SoftBank's PayPay is likely to price its initial public offering close to the lower boundary of the range set out in its marketing materials, according to two people with direct knowledge of the matter. The decision reflects market pressure tied to heightened tensions in the Middle-East, the sources said.
PayPay had planned to sell 55 million American depositary shares (ADS), with a marketed price band of $17 to $20 per ADS. The filing that set the range indicated the company was targeting a valuation up to $13.4 billion at the top of that range.
Despite the expected downward tilt in final pricing, the book was reported to be well-covered. One of the sources said the book was subscribed at a rate exceeding five times the offered amount. The book has now closed, and the sources said the IPO price would be finalized after U.S. market hours on Wednesday.
The individuals who provided these details declined to be identified because the information had not been publicly released.
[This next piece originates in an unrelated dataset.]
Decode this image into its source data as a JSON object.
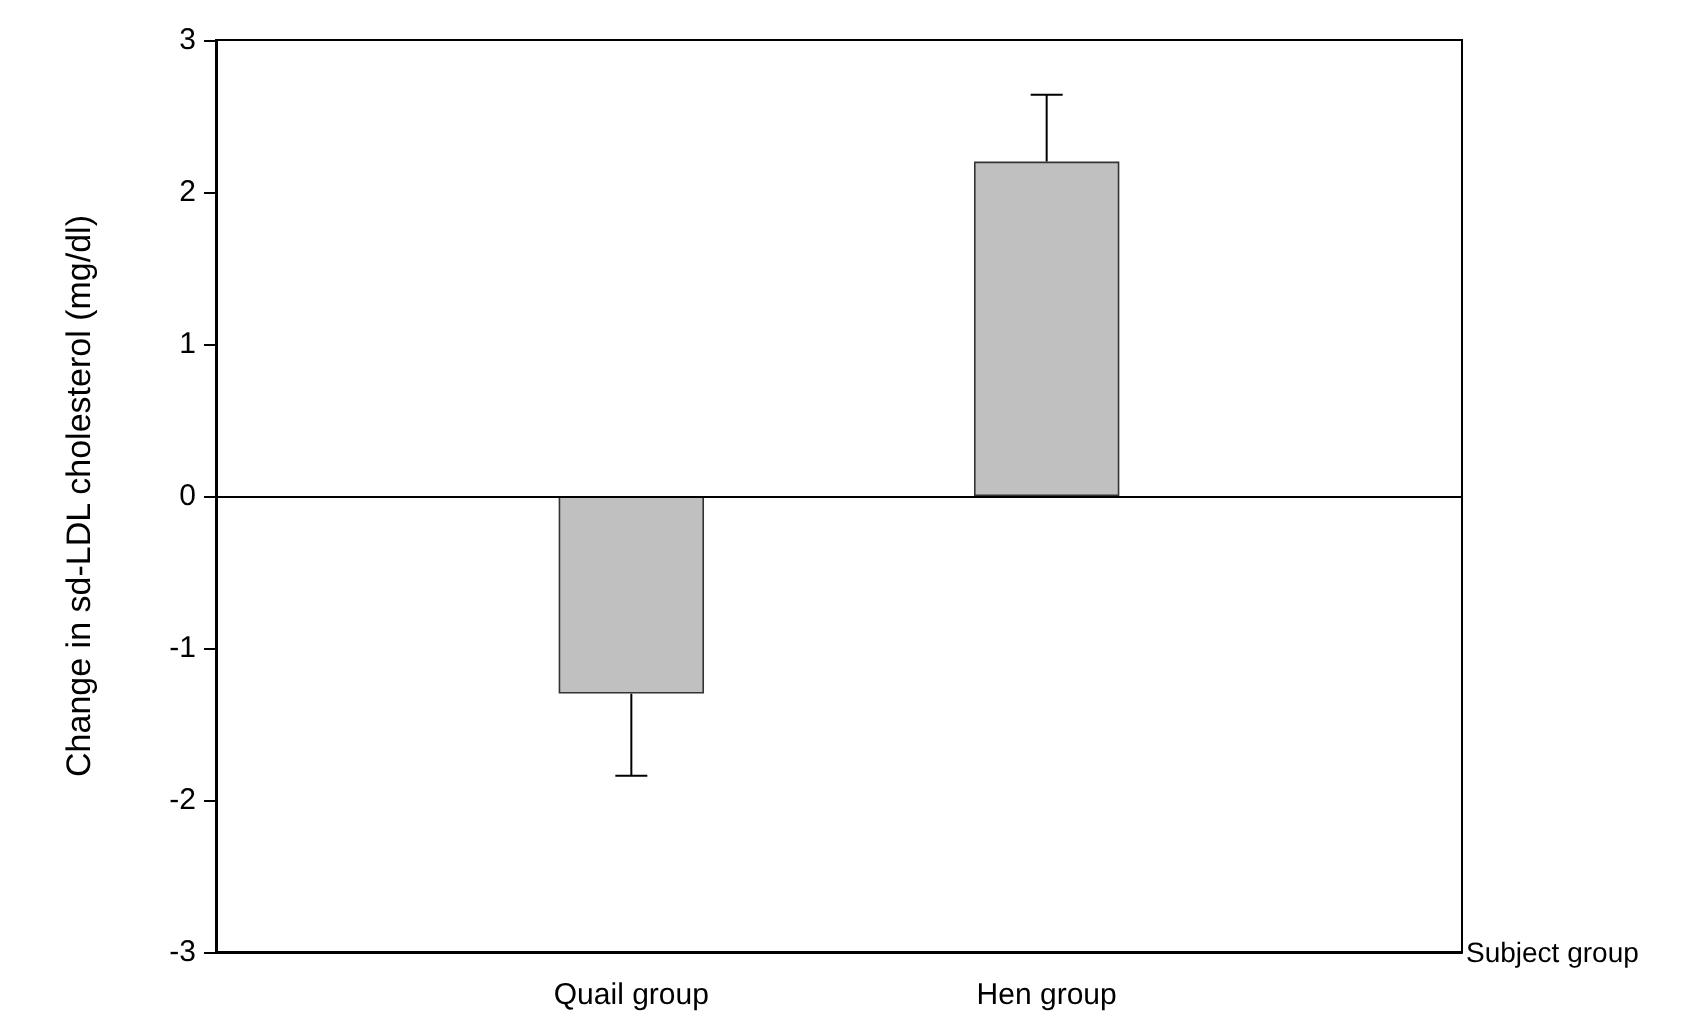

PayPay was not immediately reachable for comment, the sources added.
This planned offering and the reported pricing posture sit against a backdrop of market unease tied to geopolitical developments in the Middle-East. According to the information provided, that volatility has influenced investor appetite enough that PayPay appears set to land nearer the low end of its marketed range rather than the midpoint or top.
Contextual note - The facts above are drawn from the reporting provided: PayPay's ADS count, the $17 to $20 marketing range, the up-to-$13.4 billion valuation target, the book coverage metric of over five times, the book closure, and the timing for final pricing after U.S. market hours on Wednesday. Sources were unnamed and PayPay could not be reached for immediate comment.